When school is in full session, we see anywhere between 1,000 viruses on
slow days to 17,000 one particular day, getting caught up in our email
protection.”
Developed as an augmentative tool, the iSolation Server is best
implemented as part of a layered email security strategy that integrates
anti-virus, anti-spam and anti-spyware solutions from other security
vendors. UVSC uses Novell GroupWise for its faculty and staff email
system, SpamAssassin’s anti-spam technology and the iSolation Server to
augment Guinevere, a GroupWare-specific anti-virus solution.
Adding to the Layers?
As an industry, we may have accepted that layered protection is the best
course of action, but when the layers are legacy solutions that the
attacks have long since outsmarted, it becomes a question of how much
more we should add. IT administrators at some large companies say nothing
else is necessary when their existing anti-virus solution is catching all
the known attacks on the network.
In terms of security, a reactive response is rarely the most advantageous
approach to a problem. As a short-term solution, many top-tier
organizations are patching what they’ve already got. This would be
perfect if we knew every pattern and signature yet to be created, but the
reality is that security and attacks are both evolutionary and fluid.
”While the email security challenges companies face today have evolved
from a decade ago, or even a year ago, the email security technology
entrusted to protect businesses and consumers has failed to keep pace
with the threats,” says Terry Dickson, CEO of Avinti, a provider of
email outbreak protection.
In June and July of 2005, The UK government’s National Infrastructure
Security Co-ordination Centre noted a series of attacks identified as
targeted Trojans that were infiltrating companies via email. The
built-from-scratch malware has a much higher chance of defeating
anti-virus products and remaining under the radar long enough to create
extensive security breaches. The malicious nature of the Trojans is such
that even if you report the malware to anti-virus suppliers and receive
updates, the attacker already may have compromised other systems, and
subsequent detection of the original malware will no longer be of help.
”The issue of whether or not to augment existing security is something
the market has grappled with since the advent of virus protection,” says
Curtis Tirrell, a vice president at Avinti. ”The number one line of
defense in protecting email communications is to know what you have. AV
does that by examining known patterns and specific elements of incoming
malware and stops it in your environment. The reality is, sometimes
malware gets missed because of its sophistication and its placement in
the window of vulnerability.”
Prepared for Increased Attacks?
This year’s 10th Annual CSI/FBI Computer Crime and Security Survey found
that for the 690 participating companies, unauthorized access to the
networks has greatly increased and the loss from theft of proprietary
data per head has doubled .
Ironically, at the June, 2005 CSO Interchange in Chicago nearly 100
percent of the participant CSOs said they were well-prepared to handle
spam, worms, viruses, DoS attacks, and hacker attacks.

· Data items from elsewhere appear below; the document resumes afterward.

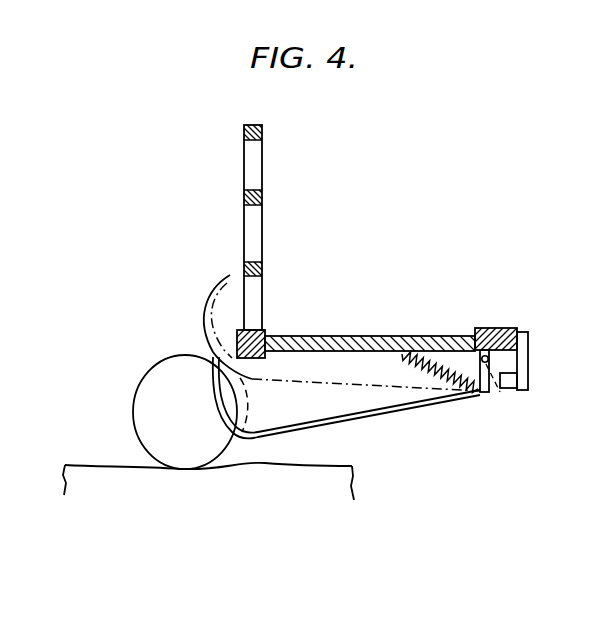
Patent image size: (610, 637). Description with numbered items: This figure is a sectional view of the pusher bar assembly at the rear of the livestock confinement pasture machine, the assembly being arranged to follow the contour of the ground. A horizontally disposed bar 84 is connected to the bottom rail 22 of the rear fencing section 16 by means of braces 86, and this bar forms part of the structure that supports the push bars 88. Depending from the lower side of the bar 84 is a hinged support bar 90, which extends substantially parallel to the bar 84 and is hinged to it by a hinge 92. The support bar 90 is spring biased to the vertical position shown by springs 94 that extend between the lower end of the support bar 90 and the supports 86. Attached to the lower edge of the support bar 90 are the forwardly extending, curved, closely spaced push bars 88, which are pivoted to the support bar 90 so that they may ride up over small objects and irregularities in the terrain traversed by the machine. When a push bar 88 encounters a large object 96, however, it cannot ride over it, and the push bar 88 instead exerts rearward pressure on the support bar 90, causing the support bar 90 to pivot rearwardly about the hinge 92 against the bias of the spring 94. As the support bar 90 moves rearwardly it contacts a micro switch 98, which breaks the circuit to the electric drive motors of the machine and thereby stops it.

The rear fencing section 16 is at (263, 131).
The bottom rail 22 is at (265, 330).
The braces 86 is at (357, 336).
The bar 84 is at (495, 327).
The hinge 92 is at (490, 356).
The support bar 90 is at (492, 394).
The micro switch 98 is at (514, 391).
The spring 94 is at (423, 362).
The push bar 88 is at (383, 419).
The large object 96 is at (158, 465).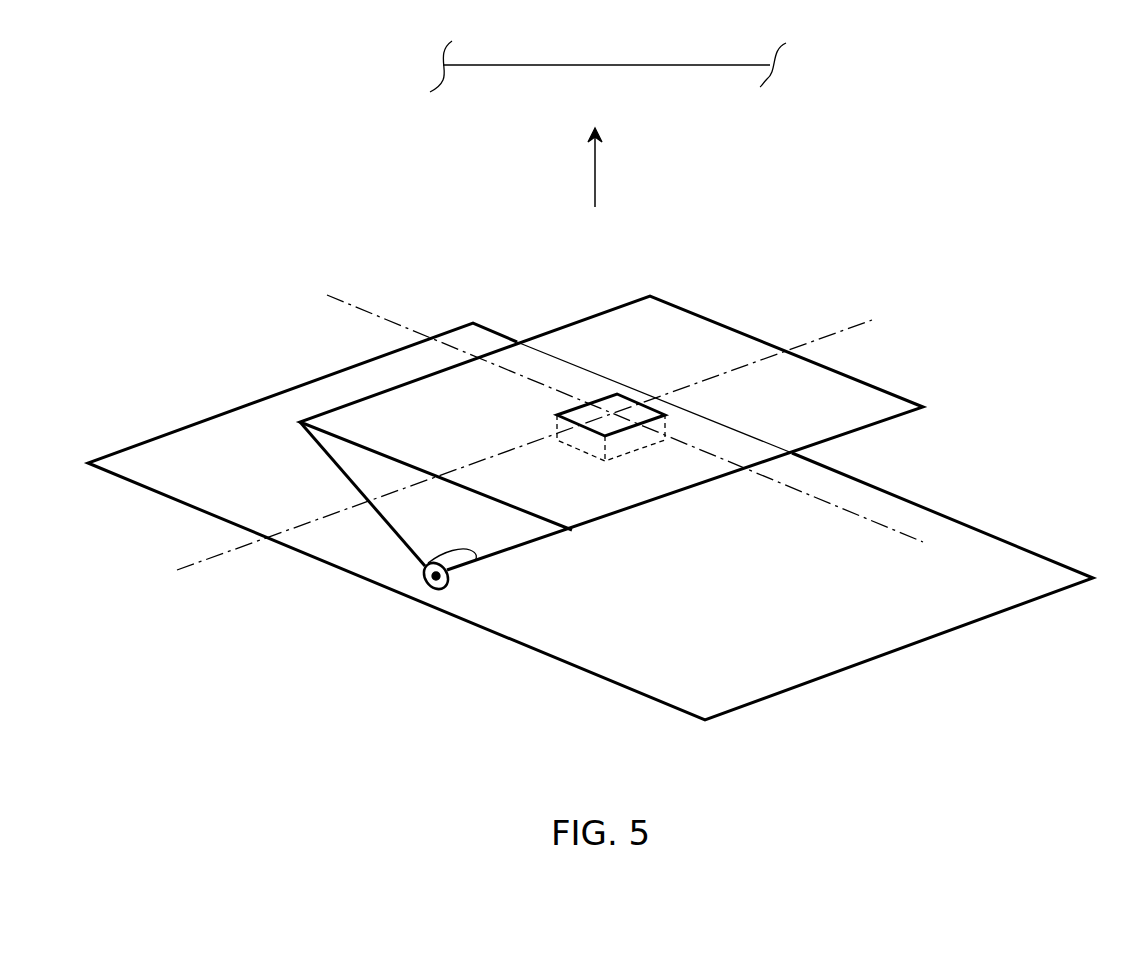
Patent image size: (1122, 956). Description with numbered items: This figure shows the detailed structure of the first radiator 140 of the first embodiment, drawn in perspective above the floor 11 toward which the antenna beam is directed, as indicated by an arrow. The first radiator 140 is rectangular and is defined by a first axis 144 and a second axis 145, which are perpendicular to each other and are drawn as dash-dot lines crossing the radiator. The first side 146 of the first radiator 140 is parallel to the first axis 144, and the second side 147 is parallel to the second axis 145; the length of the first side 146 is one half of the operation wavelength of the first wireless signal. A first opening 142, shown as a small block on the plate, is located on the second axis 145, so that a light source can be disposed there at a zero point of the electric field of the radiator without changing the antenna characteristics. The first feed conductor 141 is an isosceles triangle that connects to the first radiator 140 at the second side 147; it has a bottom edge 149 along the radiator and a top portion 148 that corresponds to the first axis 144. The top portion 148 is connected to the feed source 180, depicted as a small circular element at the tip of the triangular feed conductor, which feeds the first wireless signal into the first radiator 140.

The floor 11 is at (718, 65).
The first radiator 140 is at (665, 322).
The first feed conductor 141 is at (410, 522).
The first opening 142 is at (603, 397).
The first axis 144 is at (858, 323).
The second axis 145 is at (912, 538).
The first side 146 is at (607, 518).
The second side 147 is at (365, 443).
The top portion 148 is at (473, 557).
The bottom edge 149 is at (528, 515).
The feed source 180 is at (420, 592).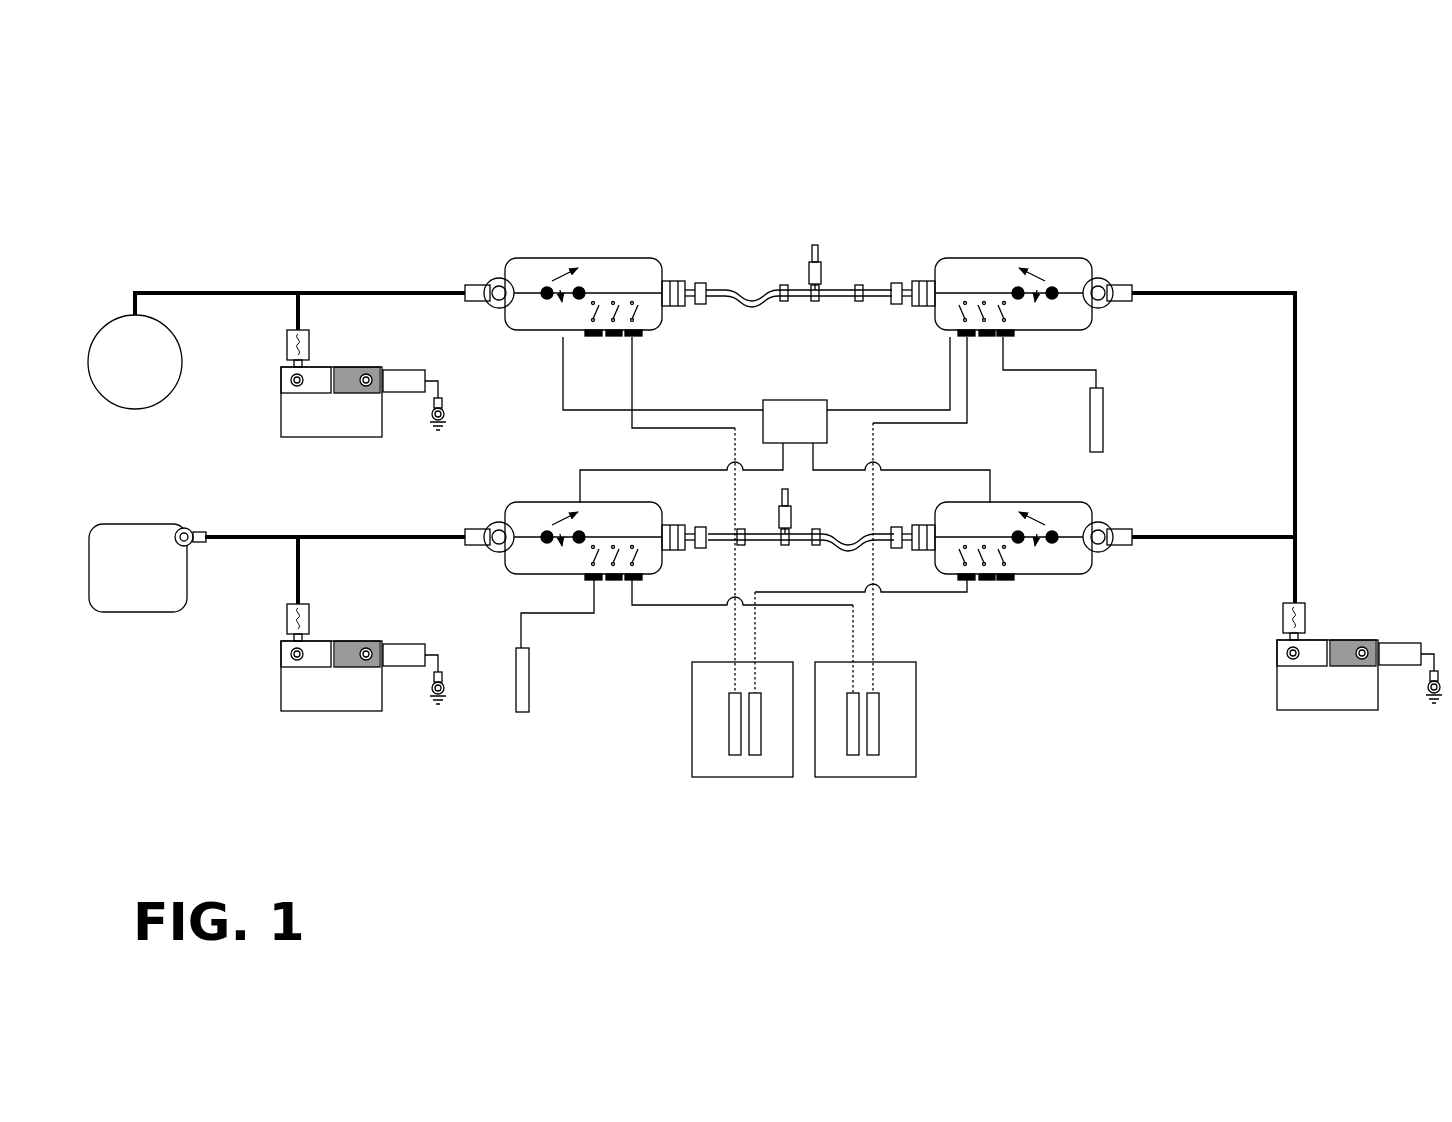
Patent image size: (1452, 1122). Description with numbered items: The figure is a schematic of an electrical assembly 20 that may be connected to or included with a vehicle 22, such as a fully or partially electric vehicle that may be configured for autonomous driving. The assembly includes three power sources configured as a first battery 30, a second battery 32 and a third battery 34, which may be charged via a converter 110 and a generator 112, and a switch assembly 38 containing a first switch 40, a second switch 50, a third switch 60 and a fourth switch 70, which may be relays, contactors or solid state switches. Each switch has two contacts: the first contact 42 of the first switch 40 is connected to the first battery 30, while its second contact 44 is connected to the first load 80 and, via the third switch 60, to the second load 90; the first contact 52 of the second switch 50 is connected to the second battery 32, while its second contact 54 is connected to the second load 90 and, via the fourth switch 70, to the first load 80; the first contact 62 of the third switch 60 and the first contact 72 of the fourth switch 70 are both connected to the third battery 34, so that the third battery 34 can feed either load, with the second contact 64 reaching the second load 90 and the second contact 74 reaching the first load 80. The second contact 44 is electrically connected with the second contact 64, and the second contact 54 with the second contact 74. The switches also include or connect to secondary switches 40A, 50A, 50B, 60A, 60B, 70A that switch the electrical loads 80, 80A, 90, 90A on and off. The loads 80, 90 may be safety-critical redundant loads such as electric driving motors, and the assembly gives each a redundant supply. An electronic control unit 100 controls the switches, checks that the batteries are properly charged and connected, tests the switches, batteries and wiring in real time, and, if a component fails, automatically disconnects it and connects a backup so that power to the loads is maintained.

The electrical assembly 20 is at (393, 158).
The vehicle 22 is at (1198, 190).
The first battery 30 is at (327, 440).
The second battery 32 is at (327, 711).
The third battery 34 is at (1325, 712).
The switch assembly 38 is at (794, 200).
The first switch 40 is at (587, 266).
The secondary switch 40A is at (650, 325).
The first contact 42 is at (545, 287).
The second contact 44 is at (581, 287).
The second switch 50 is at (576, 549).
The secondary switch 50A is at (580, 580).
The secondary switch 50B is at (650, 580).
The first contact 52 is at (545, 541).
The second contact 54 is at (577, 542).
The third switch 60 is at (1023, 292).
The secondary switch 60A is at (972, 345).
The secondary switch 60B is at (1027, 320).
The first contact 62 is at (1054, 287).
The second contact 64 is at (1016, 287).
The fourth switch 70 is at (1034, 563).
The secondary switch 70A is at (952, 580).
The first contact 72 is at (1054, 543).
The second contact 74 is at (1020, 543).
The first load 80 is at (728, 778).
The electrical load 80A is at (530, 692).
The second load 90 is at (876, 778).
The electrical load 90A is at (1103, 418).
The electronic control unit 100 is at (797, 400).
The converter 110 is at (140, 612).
The generator 112 is at (108, 412).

”Large enterprises have a specific investment in security systems and
they’re doing whatever they can to tweak what they’ve got. I think most
companies will say, ‘What we’ve got now is not perfect, but it’s working,
stable, and we’re going to stick with it,” says Peter Firstbrook,
program director for Gartner, Inc., an industry analyst firm based in
Stamford, Conn. ”I certainly wouldn’t tell people to wholesale replace
their solutions, but augmenting with new technologies that don’t detract
from what they have is definitely a good idea.
”Let me put it this way, if your email security vendor is not evolving
with the threatscape, then you definitely should be looking at
alternatives and installing new hardware,” says Firstbrook.
We have come to accept that enterprise security is a formula based on
budgets and acceptable levels of risk but if history teaches us anything,
we know that we’ll never be able to call the race ‘won’. The biggest
threat we face is our own complacency and the idea that our current
levels of protection are likely good enough.